This is a complete listing of Computing and Information Science courses I have taken while at the University of Guelph while completing my Bachelor of Science degree in Computing and Information Science.

Key Sections

Basic Principles

CIS*1500 - Introduction to Programming - M. Wirth

Introductory problem-solving, programming and data organization techniques required for applications using a general purpose programming language. Topics include control structures, data representation and manipulation, program logic, development and testing. For students who require a good understanding of programming or are planning on taking additional specialist Computing and Information Science courses.

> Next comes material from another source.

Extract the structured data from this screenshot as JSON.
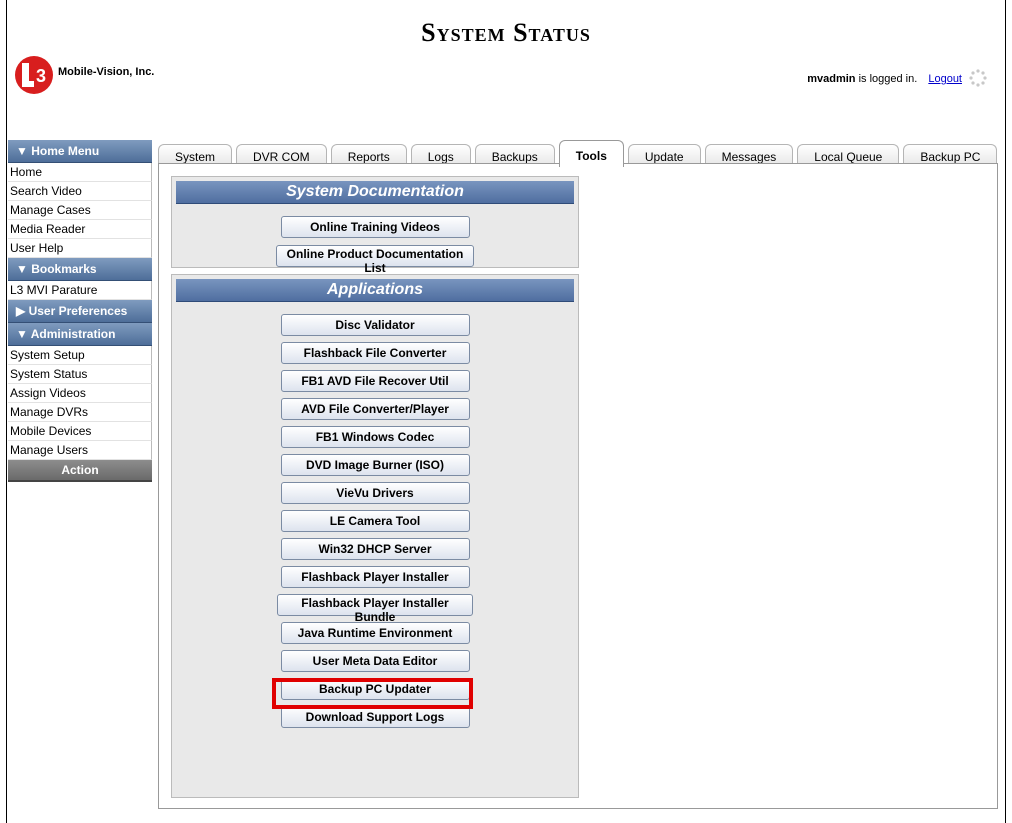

CIS*1910 - Discrete Structures in Computing I - P. Matsakis

An introduction to discrete structures and formal methodologies used in computer science, including Boolean, prepositional and predicate logic, finite set theory, functions, relations, and proof techniques.

CIS*2430 - Object Oriented Programming - F. Song

This course introduces the Object Oriented (OO) approach to programming and algorithm design. Topics will include the creation and use of objects from class libraries, user defined objects, inheritance, modularity, generic code, components, collections and containers, and an introduction to OO design methodologies.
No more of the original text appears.